Carlsberg — The Copenhagen Spirit
Helping shape a campaign that did not simply sell beer, but translated a place, a tone and a cultural attitude into a global brand narrative.
Mondo with Annette Frier
A seasonal campaign built around recognisable emotion, warmth and cultural familiarity — developed through idea, scripts, ads and direct collaboration with production and direction.
AFC
A website project became a deeper strategic question: what role should AFC play in the market? The answer led to a trust architecture built around Access, Structure and Transparency.
Hoflieferant
A failing restaurant investment became a new concept rooted in Holstein cuisine, operational restructuring, menu development, recruiting and local meaning.
Some places never disappear.
They simply wait for the right smell, the right light or the right sentence to become present again.
Over time they become an internal archive from which worlds, characters, brands and communities emerge.
I return to places without leaving my sofa.
Books. Conversations. Memories. People.
Time changes them. Or perhaps it changes me.
Either way, there is usually something new to discover.
I don’t start with messages. I start with memory.
People rarely remember what was said. They remember how a moment felt. That is why my process begins with questions most briefs do not ask.
For most of my life I have collected people. Their stories.
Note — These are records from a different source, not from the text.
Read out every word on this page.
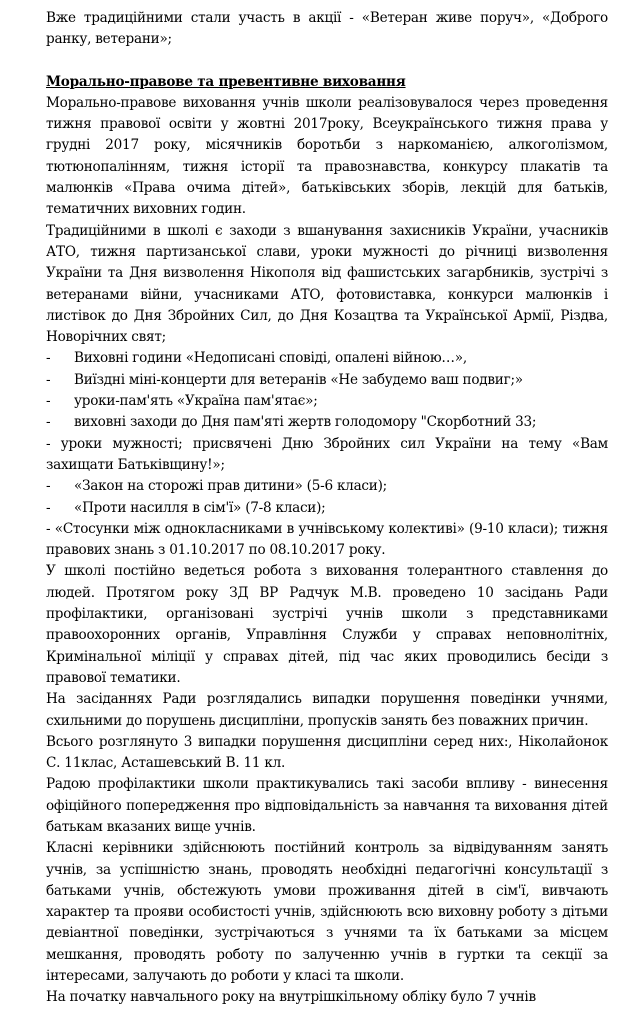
Вже традиційними стали участь в акції - «Ветеран живе поруч», «Доброго ранку, ветерани»;

Морально-правове та превентивне виховання

Морально-правове виховання учнів школи реалізовувалося через проведення тижня правової освіти у жовтні 2017року, Всеукраїнського тижня права у грудні 2017 року, місячників боротьби з наркоманією, алкоголізмом, тютюнопалінням, тижня історії та правознавства, конкурсу плакатів та малюнків «Права очима дітей», батьківських зборів, лекцій для батьків, тематичних виховних годин.

Традиційними в школі є заходи з вшанування захисників України, учасників АТО, тижня партизанської слави, уроки мужності до річниці визволення України та Дня визволення Нікополя від фашистських загарбників, зустрічі з ветеранами війни, учасниками АТО, фотовиставка, конкурси малюнків і листівок до Дня Збройних Сил, до Дня Козацтва та Української Армії, Різдва, Новорічних свят;

-	Виховні години «Недописані сповіді, опалені війною…»,
-	Виїздні міні-концерти для ветеранів «Не забудемо ваш подвиг;»
-	уроки-пам'ять «Україна пам'ятає»;
-	виховні заходи до Дня пам'яті жертв голодомору "Скорботний 33;

- уроки мужності; присвячені Дню Збройних сил України на тему «Вам захищати Батьківщину!»;

-	«Закон на сторожі прав дитини» (5-6 класи);
-	«Проти насилля в сім'ї» (7-8 класи);

- «Стосунки між однокласниками в учнівському колективі» (9-10 класи); тижня правових знань з 01.10.2017 по 08.10.2017 року.

У школі постійно ведеться робота з виховання толерантного ставлення до людей. Протягом року ЗД ВР Радчук М.В. проведено 10 засідань Ради профілактики, організовані зустрічі учнів школи з представниками правоохоронних органів, Управління Служби у справах неповнолітніх, Кримінальної міліції у справах дітей, під час яких проводились бесіди з правової тематики.

На засіданнях Ради розглядались випадки порушення поведінки учнями, схильними до порушень дисципліни, пропусків занять без поважних причин.

Всього розглянуто 3 випадки порушення дисципліни серед них:, Ніколайонок С. 11клас, Асташевський В. 11 кл.

Радою профілактики школи практикувались такі засоби впливу - винесення офіційного попередження про відповідальність за навчання та виховання дітей батькам вказаних вище учнів.

Класні керівники здійснюють постійний контроль за відвідуванням занять учнів, за успішністю знань, проводять необхідні педагогічні консультації з батьками учнів, обстежують умови проживання дітей в сім'ї, вивчають характер та прояви особистості учнів, здійснюють всю виховну роботу з дітьми девіантної поведінки, зустрічаються з учнями та їх батьками за місцем мешкання, проводять роботу по залученню учнів в гуртки та секції за інтересами, залучають до роботи у класі та школи.

На початку навчального року на внутрішкільному обліку було 7 учнів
Their language. Their habits. Their memories. The small details by which entire worlds reveal themselves.
I start with people.
Before strategy, I look for the human truth: fear, pride, doubt, longing, humour, loyalty, grief, resistance, memory.
Then language.
Not words alone, but rhythm, register, gesture, silence, and the small signals by which people recognise themselves.
Then atmosphere.
How did the air smell? What did the sky look like? Where did fear sit? What did the moment feel like?
Then form.
A character, platform, ritual, brand system, storyworld, film, product or institution — the right form makes meaning repeatable.
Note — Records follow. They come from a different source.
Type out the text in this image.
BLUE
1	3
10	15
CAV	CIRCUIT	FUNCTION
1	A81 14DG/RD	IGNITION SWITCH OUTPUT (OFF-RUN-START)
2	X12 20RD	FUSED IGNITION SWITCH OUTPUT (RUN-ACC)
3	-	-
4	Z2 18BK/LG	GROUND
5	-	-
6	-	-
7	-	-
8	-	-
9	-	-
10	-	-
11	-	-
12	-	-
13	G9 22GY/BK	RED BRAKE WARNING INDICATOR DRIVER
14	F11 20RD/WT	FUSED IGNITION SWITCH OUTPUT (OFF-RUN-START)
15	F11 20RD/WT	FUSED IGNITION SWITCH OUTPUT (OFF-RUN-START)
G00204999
The best work rarely comes from control.
It comes from shared ownership. From a strong concept, a clear world, open sparring and enough trust for other people to make the idea better.
Precision in the concept.
Openness in the process.
A shared image before production begins.
Not trophies. Evidence.
The strongest proof of my work is rarely the artefact itself. It is what the artefact makes possible: participation, belief, attention, continuity, commercial movement or cultural memory.
DPOK
DAS HIER SIND WIR received the German Prize for Online Communication — recognition for a campaign that became a participatory platform and social space.
Mid six figures
A slogan brief for Schum EuroShop became a character system, film platform, PR story and cross-media programme.
100+ artists
Urbanpiraten transformed a vacant building into temporary cultural infrastructure with galleries, clubs and public attention.
Still operating
Hoflieferant did not remain a concept. It became a living regional institution that continues to exist.
Stories are where societies rehearse meaning.
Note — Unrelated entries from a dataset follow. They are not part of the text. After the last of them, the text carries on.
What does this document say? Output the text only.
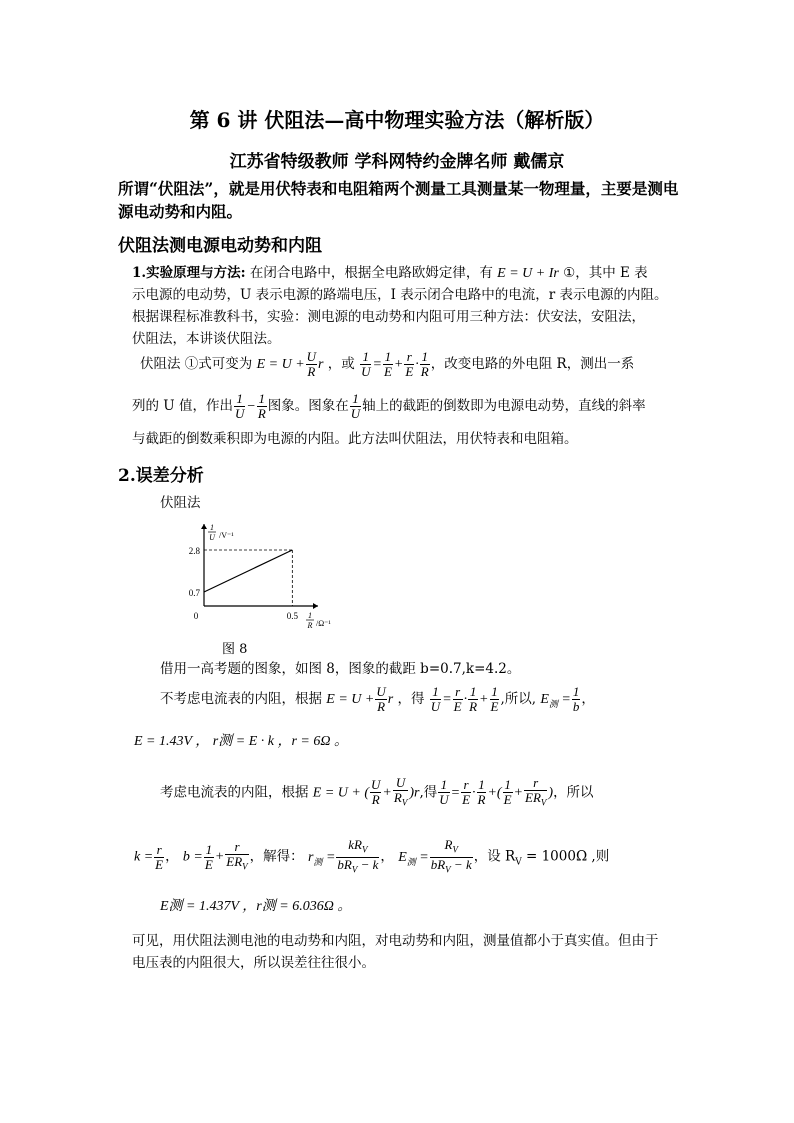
第 6 讲 伏阻法—高中物理实验方法（解析版）
江苏省特级教师 学科网特约金牌名师 戴儒京
所谓“伏阻法”，就是用伏特表和电阻箱两个测量工具测量某一物理量，主要是测电源电动势和内阻。
伏阻法测电源电动势和内阻
1.实验原理与方法: 在闭合电路中，根据全电路欧姆定律，有 E = U + Ir ①，其中 E 表
示电源的电动势，U 表示电源的路端电压，I 表示闭合电路中的电流，r 表示电源的内阻。
根据课程标准教科书，实验：测电源的电动势和内阻可用三种方法：伏安法，安阻法，
伏阻法，本讲谈伏阻法。
伏阻法 ①式可变为 $E = U + \frac{U}{R}$ r ，或 $\frac{1}{U} = \frac{1}{E} + \frac{r}{E} \cdot \frac{1}{R}$ ，改变电路的外电阻 R，测出一系
列的 U 值，作出 $\frac{1}{U} - \frac{1}{R}$ 图象。图象在 $\frac{1}{U}$ 轴上的截距的倒数即为电源电动势，直线的斜率
与截距的倒数乘积即为电源的内阻。此方法叫伏阻法，用伏特表和电阻箱。
2.误差分析
伏阻法
0.7
2.8
0.5
0
1
U /V⁻¹
1
R /Ω⁻¹
图 8
借用一高考题的图象，如图 8，图象的截距 b=0.7,k=4.2。
不考虑电流表的内阻，根据 $E = U + \frac{U}{R}$ r ，得 $\frac{1}{U} = \frac{r}{E} \cdot \frac{1}{R} + \frac{1}{E}$ ,所以, $E_测 = \frac{1}{b}$ ，
E = 1.43V ， r测 = E · k ，r = 6Ω 。
考虑电流表的内阻，根据 E = U + ( $\frac{U}{R} + \frac{U}{R_V} )r$,得 $\frac{1}{U} = \frac{r}{E} \cdot \frac{1}{R}$ +( $\frac{1}{E} + \frac{r}{ER_V}$ )，所以
$k = \frac{r}{E}$ ， $b = \frac{1}{E} + \frac{r}{ER_V}$ ，解得： $r_测 = \frac{kR_V}{bR_V - k}$ ， $E_测 = \frac{R_V}{bR_V - k}$ ，设 $R_V = 1000\Omega$ ,则
E测 = 1.437V ，r测 = 6.036Ω 。
可见，用伏阻法测电池的电动势和内阻，对电动势和内阻，测量值都小于真实值。但由于
电压表的内阻很大，所以误差往往很小。
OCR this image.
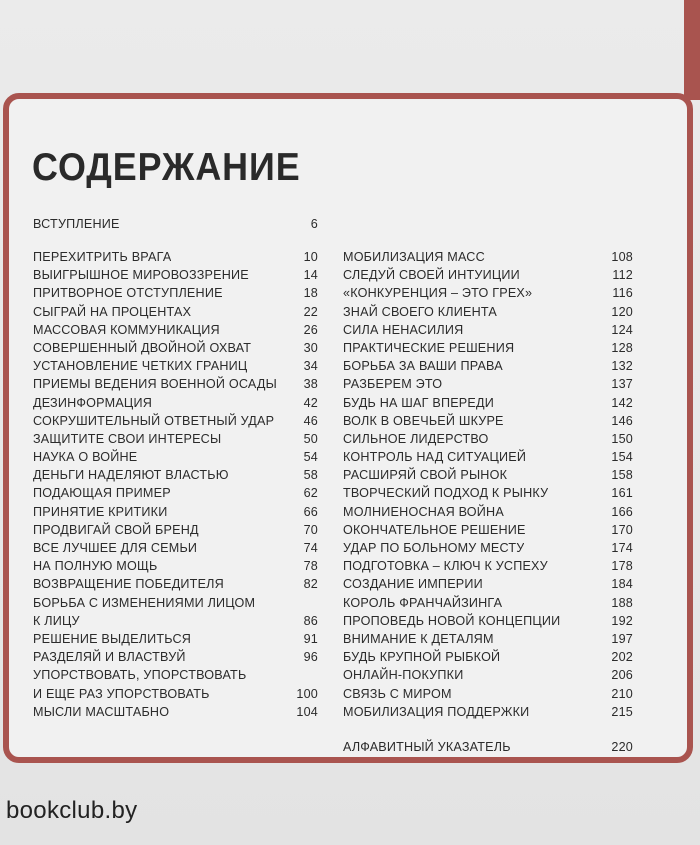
СОДЕРЖАНИЕ
ВСТУПЛЕНИЕ	6
ПЕРЕХИТРИТЬ ВРАГА	10
ВЫИГРЫШНОЕ МИРОВОЗЗРЕНИЕ	14
ПРИТВОРНОЕ ОТСТУПЛЕНИЕ	18
СЫГРАЙ НА ПРОЦЕНТАХ	22
МАССОВАЯ КОММУНИКАЦИЯ	26
СОВЕРШЕННЫЙ ДВОЙНОЙ ОХВАТ	30
УСТАНОВЛЕНИЕ ЧЕТКИХ ГРАНИЦ	34
ПРИЕМЫ ВЕДЕНИЯ ВОЕННОЙ ОСАДЫ	38
ДЕЗИНФОРМАЦИЯ	42
СОКРУШИТЕЛЬНЫЙ ОТВЕТНЫЙ УДАР	46
ЗАЩИТИТЕ СВОИ ИНТЕРЕСЫ	50
НАУКА О ВОЙНЕ	54
ДЕНЬГИ НАДЕЛЯЮТ ВЛАСТЬЮ	58
ПОДАЮЩАЯ ПРИМЕР	62
ПРИНЯТИЕ КРИТИКИ	66
ПРОДВИГАЙ СВОЙ БРЕНД	70
ВСЕ ЛУЧШЕЕ ДЛЯ СЕМЬИ	74
НА ПОЛНУЮ МОЩЬ	78
ВОЗВРАЩЕНИЕ ПОБЕДИТЕЛЯ	82
БОРЬБА С ИЗМЕНЕНИЯМИ ЛИЦОМ
К ЛИЦУ	86
РЕШЕНИЕ ВЫДЕЛИТЬСЯ	91
РАЗДЕЛЯЙ И ВЛАСТВУЙ	96
УПОРСТВОВАТЬ, УПОРСТВОВАТЬ
И ЕЩЕ РАЗ УПОРСТВОВАТЬ	100
МЫСЛИ МАСШТАБНО	104
МОБИЛИЗАЦИЯ МАСС	108
СЛЕДУЙ СВОЕЙ ИНТУИЦИИ	112
«КОНКУРЕНЦИЯ – ЭТО ГРЕХ»	116
ЗНАЙ СВОЕГО КЛИЕНТА	120
СИЛА НЕНАСИЛИЯ	124
ПРАКТИЧЕСКИЕ РЕШЕНИЯ	128
БОРЬБА ЗА ВАШИ ПРАВА	132
РАЗБЕРЕМ ЭТО	137
БУДЬ НА ШАГ ВПЕРЕДИ	142
ВОЛК В ОВЕЧЬЕЙ ШКУРЕ	146
СИЛЬНОЕ ЛИДЕРСТВО	150
КОНТРОЛЬ НАД СИТУАЦИЕЙ	154
РАСШИРЯЙ СВОЙ РЫНОК	158
ТВОРЧЕСКИЙ ПОДХОД К РЫНКУ	161
МОЛНИЕНОСНАЯ ВОЙНА	166
ОКОНЧАТЕЛЬНОЕ РЕШЕНИЕ	170
УДАР ПО БОЛЬНОМУ МЕСТУ	174
ПОДГОТОВКА – КЛЮЧ К УСПЕХУ	178
СОЗДАНИЕ ИМПЕРИИ	184
КОРОЛЬ ФРАНЧАЙЗИНГА	188
ПРОПОВЕДЬ НОВОЙ КОНЦЕПЦИИ	192
ВНИМАНИЕ К ДЕТАЛЯМ	197
БУДЬ КРУПНОЙ РЫБКОЙ	202
ОНЛАЙН-ПОКУПКИ	206
СВЯЗЬ С МИРОМ	210
МОБИЛИЗАЦИЯ ПОДДЕРЖКИ	215
АЛФАВИТНЫЙ УКАЗАТЕЛЬ	220
bookclub.by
Alongside brand, venture and cultural work, I develop original fiction and storyworlds. They carry many of the same concerns: exile, memory, transformation, family, myth, war, survival, objects, symbols and the strange persistence of the past.
A fairy tale of island memory.
A dead man, an umbrella, an old queen, a sandbank, a churchyard and the question of whether someone can leave the world by flying away.
A transformation of speech and self.
A stuttering boy, war, shame, a strange guide and an encounter with the part of oneself that must finally be released.
Inheritance as a ringing bell.
A story of Brooklyn, memory, migration, family traces and the objects that call people back into histories they never fully escaped.
Survival at the edge of myth.
Greenland, snow, soldiers, folklore, absurdity and the fragile boundary between terror and dark humour.